Lost or delayed? Apple’s supply chain woes raise questions over holiday iPhone sales as investors await its December quarter earnings after the closing bell.
Apple Inc (AAPL) – Get Free Report shares moved firmly higher Thursday ahead of the tech giant’s highly-anticipated December quarter earnings after the closing bell, with investors focused on the impact from last year’s supply chain disruptions in China and near-term demand for its iPhones and personal computers.
Apple is expected to post a bottom line of $1.94 per share for its fiscal first quarter, down 7.6% from the same period last year, with revenues in the region of $121.2 billion, although supply chain disruptions that have prevented some of its high-end iPhones making their way to U.S. markets, as well as China’s evolving Covid crisis, could dent that figure.
The overall revenue tally will be the first annual decline for Apple in four years and is likely to include a 5% slump in iPhones sales – which hit a record $71.63 billion over the same quarter of last year.
Apple warned on November 6 that Foxconn’s 200,000-person factory in Zhengzhou known as ‘iPhone City’ is “currently operating at significantly reduced capacity” owing to covid restrictions put in place last month by officials in Beijing and warned that it could curtail shipments of its higher-end iPhones heading into the holiday season.
The group’s near-term profit and revenues forecasts, then, could prove crucial for investors to discern if demand will remain in place in order to take up sales that were delayed in December.
“Our thesis is that the impact that the Chinese government’s COVID-zero policy had on Apple resulted in iPhone sales shifting to the March quarter, rather than being lost,” said D.A. Davidson analyst Tom Forte, who carries a ‘buy’ rating with a $167 price target on the stock.
Forte puts the sales ‘shift’ at around $5.4 billion, but that figure requires sustained smartphone demand, alongside consistent consumer spending, and both dynamics appear to be on the wane.
Last month, Taiwan Semiconductor Manufacturing, the world’s biggest contract chipmaker and key Apple assembler, lowered its capital spending plans for the coming year amid a pullback in global demand.
Apple’s leading smartphone rival, Samsung, told investors earlier this week that the global handset market is likely to contract this year, with lower-end phones impacted the most, amid what it described as “high demand uncertainty”.
Fading demand for personal computers, meanwhile, could slow sales for other Apple hardware, which benefited from a huge pandemic-era boost linked to work-from-home buying.
Both Intel (INTC) – Get Free Report and Advanced Micro Devices (AMD) – Get Free Report, the biggest U.S. chipmakers focused on the PC sector, have warned on fading demand over the coming months amid a glut in overall supply and a pullback in global consumer spending.
In the U.S., consumer spending is slowing markedly as well, with December retail sales falling 1.1% to a collective $677.1 billion, following a 1% slump in November, even with the boost of lower gasoline prices.
That likely means, according to Wedbush analyst Dan Ives, that investors will be “laser-focused on (CEO Tim) Cook’s commentary for the March/June quarters.”
“In our opinion Cupertino will likely be more prudent around its guidance for the March quarter which is the smart move with the Street already dialing down growth expectations and much bad news baked into the stock,” he added.
Meta unveiled plans last week to slash more than 11,000 people from its global payroll, the biggest reduction in company history, as it grapples with mounting losses in its metaverse project and a pullback in ad spending that continues to hit sales at its flagship Facebook division.
In an interview with CBS Mornings in November, Cook said that while Apple will it will continue to hire, it will make only targeted additions to its estimated global workforce of around 165,000.
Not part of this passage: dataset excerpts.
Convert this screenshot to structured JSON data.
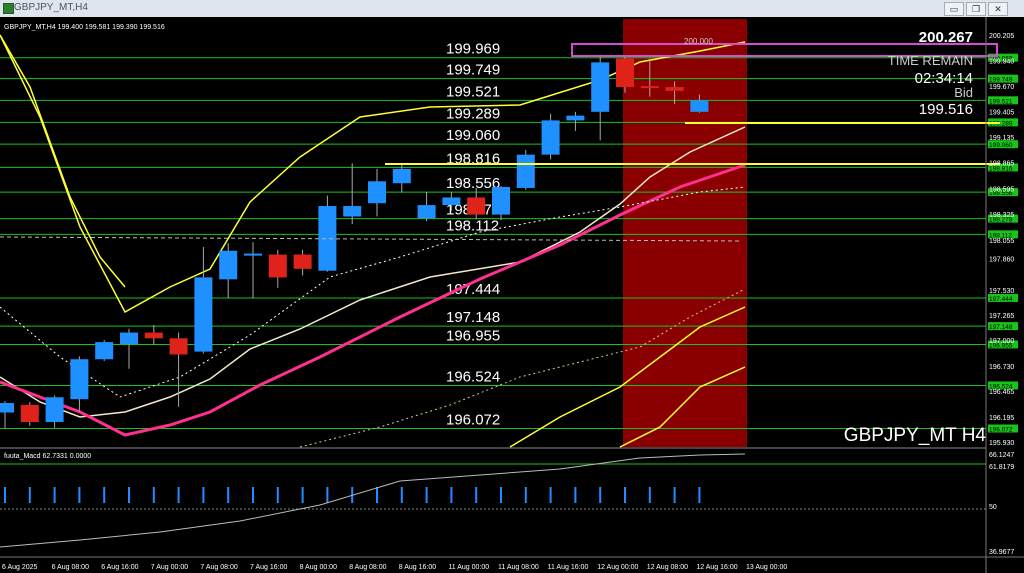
{
  "window": {
    "title": "GBPJPY_MT,H4",
    "minimize_glyph": "▭",
    "restore_glyph": "❐",
    "close_glyph": "✕"
  },
  "chart": {
    "info_line": "GBPJPY_MT,H4  199.400 199.581 199.390 199.516",
    "watermark": "GBPJPY_MT H4",
    "top_price": "200.267",
    "time_remain_label": "TIME REMAIN",
    "time_remain_value": "02:34:14",
    "bid_label": "Bid",
    "bid_value": "199.516",
    "box_label": "200.000",
    "macd_label": "fuuta_Macd 62.7331  0.0000",
    "colors": {
      "background": "#000000",
      "bull": "#1e90ff",
      "bear": "#e0231a",
      "level": "#18c418",
      "yellow": "#ffff33",
      "pink": "#ff2f8f",
      "session": "#8a0000",
      "magenta": "#d44bd4"
    }
  },
  "chart_data": {
    "type": "candlestick",
    "symbol": "GBPJPY_MT",
    "timeframe": "H4",
    "candles": [
      {
        "o": 196.24,
        "h": 196.36,
        "l": 196.07,
        "c": 196.34
      },
      {
        "o": 196.32,
        "h": 196.35,
        "l": 196.1,
        "c": 196.14
      },
      {
        "o": 196.14,
        "h": 196.42,
        "l": 196.08,
        "c": 196.4
      },
      {
        "o": 196.38,
        "h": 196.83,
        "l": 196.25,
        "c": 196.8
      },
      {
        "o": 196.8,
        "h": 197.0,
        "l": 196.78,
        "c": 196.98
      },
      {
        "o": 196.96,
        "h": 197.12,
        "l": 196.7,
        "c": 197.08
      },
      {
        "o": 197.08,
        "h": 197.16,
        "l": 196.95,
        "c": 197.02
      },
      {
        "o": 197.02,
        "h": 197.08,
        "l": 196.3,
        "c": 196.85
      },
      {
        "o": 196.88,
        "h": 197.98,
        "l": 196.86,
        "c": 197.66
      },
      {
        "o": 197.64,
        "h": 198.02,
        "l": 197.44,
        "c": 197.94
      },
      {
        "o": 197.91,
        "h": 198.03,
        "l": 197.44,
        "c": 197.91
      },
      {
        "o": 197.9,
        "h": 197.95,
        "l": 197.55,
        "c": 197.66
      },
      {
        "o": 197.9,
        "h": 197.95,
        "l": 197.68,
        "c": 197.75
      },
      {
        "o": 197.73,
        "h": 198.52,
        "l": 197.72,
        "c": 198.41
      },
      {
        "o": 198.3,
        "h": 198.86,
        "l": 198.22,
        "c": 198.41
      },
      {
        "o": 198.44,
        "h": 198.8,
        "l": 198.3,
        "c": 198.67
      },
      {
        "o": 198.65,
        "h": 198.86,
        "l": 198.55,
        "c": 198.8
      },
      {
        "o": 198.28,
        "h": 198.56,
        "l": 198.25,
        "c": 198.42
      },
      {
        "o": 198.42,
        "h": 198.56,
        "l": 198.36,
        "c": 198.5
      },
      {
        "o": 198.5,
        "h": 198.6,
        "l": 198.27,
        "c": 198.32
      },
      {
        "o": 198.32,
        "h": 198.62,
        "l": 198.26,
        "c": 198.61
      },
      {
        "o": 198.6,
        "h": 199.0,
        "l": 198.58,
        "c": 198.95
      },
      {
        "o": 198.95,
        "h": 199.38,
        "l": 198.9,
        "c": 199.31
      },
      {
        "o": 199.31,
        "h": 199.4,
        "l": 199.2,
        "c": 199.36
      },
      {
        "o": 199.4,
        "h": 200.0,
        "l": 199.1,
        "c": 199.92
      },
      {
        "o": 199.96,
        "h": 199.98,
        "l": 199.6,
        "c": 199.66
      },
      {
        "o": 199.67,
        "h": 199.96,
        "l": 199.56,
        "c": 199.66
      },
      {
        "o": 199.66,
        "h": 199.72,
        "l": 199.48,
        "c": 199.62
      },
      {
        "o": 199.4,
        "h": 199.58,
        "l": 199.39,
        "c": 199.52
      }
    ],
    "levels": [
      "199.969",
      "199.749",
      "199.521",
      "199.289",
      "199.060",
      "198.816",
      "198.556",
      "198.278",
      "198.112",
      "197.444",
      "197.148",
      "196.955",
      "196.524",
      "196.072"
    ],
    "level_values": [
      199.969,
      199.749,
      199.521,
      199.289,
      199.06,
      198.816,
      198.556,
      198.278,
      198.112,
      197.444,
      197.148,
      196.955,
      196.524,
      196.072
    ],
    "axis_labels": [
      "200.205",
      "199.940",
      "199.670",
      "199.405",
      "199.135",
      "198.865",
      "198.595",
      "198.325",
      "198.055",
      "197.860",
      "197.530",
      "197.265",
      "197.000",
      "196.730",
      "196.465",
      "196.195",
      "195.930"
    ],
    "axis_values": [
      200.205,
      199.94,
      199.67,
      199.405,
      199.135,
      198.865,
      198.595,
      198.325,
      198.055,
      197.86,
      197.53,
      197.265,
      197.0,
      196.73,
      196.465,
      196.195,
      195.93
    ],
    "time_labels": [
      "6 Aug 2025",
      "6 Aug 08:00",
      "6 Aug 16:00",
      "7 Aug 00:00",
      "7 Aug 08:00",
      "7 Aug 16:00",
      "8 Aug 00:00",
      "8 Aug 08:00",
      "8 Aug 16:00",
      "11 Aug 00:00",
      "11 Aug 08:00",
      "11 Aug 16:00",
      "12 Aug 00:00",
      "12 Aug 08:00",
      "12 Aug 16:00",
      "13 Aug 00:00"
    ],
    "price_range": [
      195.93,
      200.26
    ],
    "macd_axis_labels": [
      "66.1247",
      "61.8179",
      "50",
      "36.9677"
    ]
  }
}
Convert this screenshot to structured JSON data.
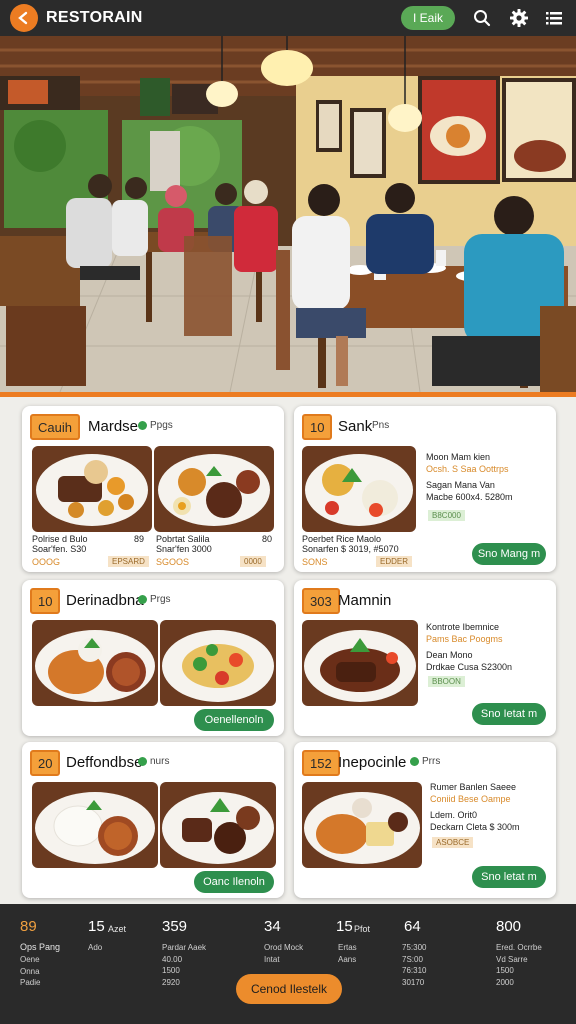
{
  "header": {
    "brand": "RESTORAIN",
    "edit_label": "I Eaik",
    "icons": [
      "back-arrow-icon",
      "search-icon",
      "gear-icon",
      "list-icon"
    ]
  },
  "colors": {
    "accent": "#ec7c22",
    "green": "#2e8f4e",
    "dark": "#2a2a2a"
  },
  "cards": [
    {
      "badge": "Cauih",
      "title": "Mardse",
      "sub": "Ppgs",
      "items": [
        {
          "name": "Polrise d Bulo",
          "qty": "89",
          "desc": "Soar'fen. S30",
          "code": "OOOG",
          "tag": "EPSARD"
        },
        {
          "name": "Pobrtat Salila",
          "qty": "80",
          "desc": "Snar'fen 3000",
          "code": "SGOOS",
          "tag": "0000"
        }
      ]
    },
    {
      "badge": "10",
      "title": "Sank",
      "sub": "Pns",
      "item_name": "Poerbet Rice Maolo",
      "item_desc": "Sonarfen $ 3019, #5070",
      "code": "SONS",
      "tag": "EDDER",
      "lines": [
        "Moon Mam kien",
        "Ocsh. S Saa Oottrps",
        "Sagan Mana Van",
        "Macbe 600x4. 5280m"
      ],
      "green_tag": "B8C000",
      "cta": "Sno Mang m"
    },
    {
      "badge": "10",
      "title": "Derinadbna",
      "sub": "Prgs",
      "cta": "Oenellenoln"
    },
    {
      "badge": "303",
      "title": "Mamnin",
      "lines": [
        "Kontrote Ibemnice",
        "Pams Bac Poogms",
        "Dean Mono",
        "Drdkae Cusa S2300n"
      ],
      "green_tag": "BBOON",
      "cta": "Sno Ietat m"
    },
    {
      "badge": "20",
      "title": "Deffondbse",
      "sub": "nurs",
      "cta": "Oanc Ilenoln"
    },
    {
      "badge": "152",
      "title": "Inepocinle",
      "sub": "Prrs",
      "lines": [
        "Rumer Banlen Saeee",
        "Coniid Bese Oampe",
        "Ldem. Orit0",
        "Deckarn Cleta $ 300m"
      ],
      "price_tag": "ASOBCE",
      "cta": "Sno letat m"
    }
  ],
  "footer": {
    "stats": [
      {
        "num": "89",
        "label": "Ops Pang",
        "lines": "Oene\nOnna\nPadie"
      },
      {
        "num": "15",
        "label": "Azet",
        "lines": "Ado"
      },
      {
        "num": "359",
        "label": "",
        "lines": "Pardar Aaek\n40.00\n1500\n2920"
      },
      {
        "num": "34",
        "label": "",
        "lines": "Orod Mock\nIntat"
      },
      {
        "num": "15",
        "label": "Pfot",
        "lines": "Ertas\nAans"
      },
      {
        "num": "64",
        "label": "",
        "lines": "75:300\n7S:00\n76:310\n30170"
      },
      {
        "num": "800",
        "label": "",
        "lines": "Ered. Ocrrbe\nVd Sarre\n1500\n2000"
      }
    ],
    "button": "Cenod Ilestelk"
  }
}
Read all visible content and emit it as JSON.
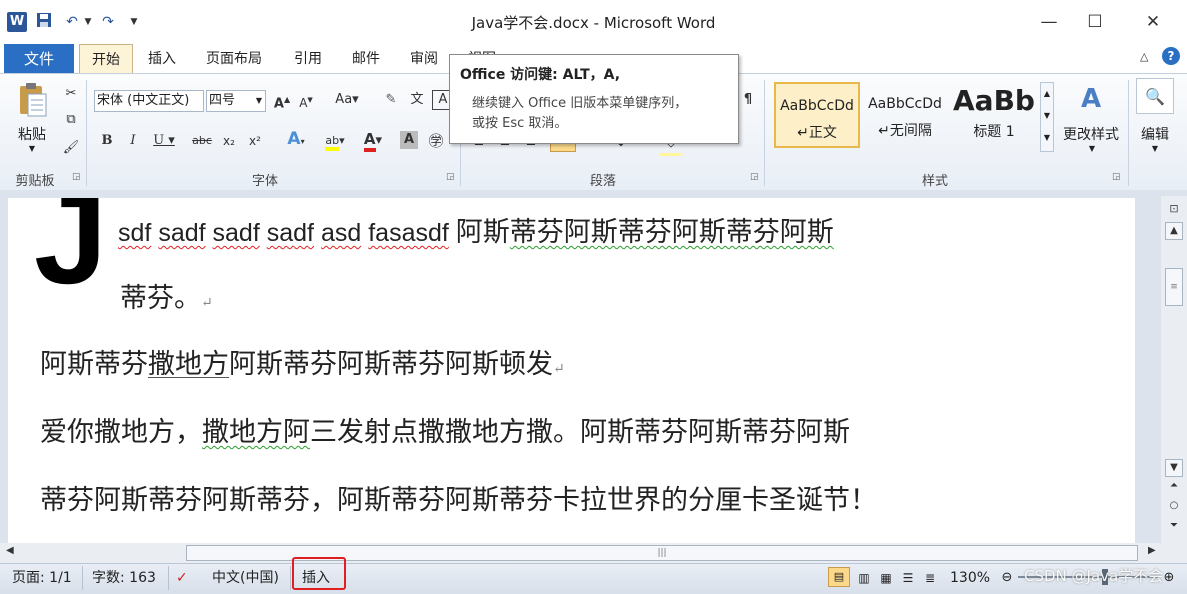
{
  "window": {
    "title": "Java学不会.docx - Microsoft Word",
    "app_icon": "W",
    "controls": {
      "minimize": "—",
      "maximize": "☐",
      "close": "✕"
    }
  },
  "tabs": [
    "文件",
    "开始",
    "插入",
    "页面布局",
    "引用",
    "邮件",
    "审阅",
    "视图"
  ],
  "ribbon": {
    "clipboard": {
      "paste_label": "粘贴",
      "group_label": "剪贴板"
    },
    "font": {
      "font_name": "宋体 (中文正文)",
      "font_size": "四号",
      "group_label": "字体"
    },
    "paragraph": {
      "group_label": "段落"
    },
    "styles": {
      "items": [
        {
          "sample": "AaBbCcDd",
          "name": "↵正文"
        },
        {
          "sample": "AaBbCcDd",
          "name": "↵无间隔"
        },
        {
          "sample": "AaBb",
          "name": "标题 1"
        }
      ],
      "change_styles_label": "更改样式",
      "group_label": "样式"
    },
    "editing": {
      "label": "编辑"
    }
  },
  "tooltip": {
    "title": "Office 访问键: ALT，A,",
    "line1": "继续键入 Office 旧版本菜单键序列，",
    "line2": "或按 Esc 取消。"
  },
  "document": {
    "dropcap": "J",
    "line1_words": [
      "sdf",
      "sadf",
      "sadf",
      "sadf",
      "asd",
      "fasasdf"
    ],
    "line1_cn_a": "阿斯",
    "line1_cn_b": "蒂芬阿斯蒂芬阿斯蒂芬阿斯",
    "line2": "蒂芬。",
    "p2_a": "阿斯蒂芬",
    "p2_b": "撒地方",
    "p2_c": "阿斯蒂芬阿斯蒂芬阿斯顿发",
    "p3_a": "爱你撒地方，",
    "p3_b": "撒地方阿",
    "p3_c": "三发射点撒撒地方撒。阿斯蒂芬阿斯蒂芬阿斯",
    "p4": "蒂芬阿斯蒂芬阿斯蒂芬，阿斯蒂芬阿斯蒂芬卡拉世界的分厘卡圣诞节！",
    "pilcrow": "↵"
  },
  "status": {
    "page": "页面: 1/1",
    "words": "字数: 163",
    "language": "中文(中国)",
    "mode": "插入",
    "zoom": "130%",
    "watermark": "CSDN @Java学不会"
  }
}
“What we’re doing as a consequence (to the economic uncertainty) in this period, is we’re being very deliberate on our hiring … that means we’re continuing to hire, but not everywhere in the company,” Cook said, according to a clip of the interview shared by CBS Mornings.
“We believe strongly in investing for the long term,” Cook added “We don’t believe you can save your way into prosperity. We believe you invest your way into it.”
Apple shares were marked 1.84% higher in pre-market trading to indicate an opening bell price of $148.11 each, a move that would extend the stock’s one-month gain to around 19%.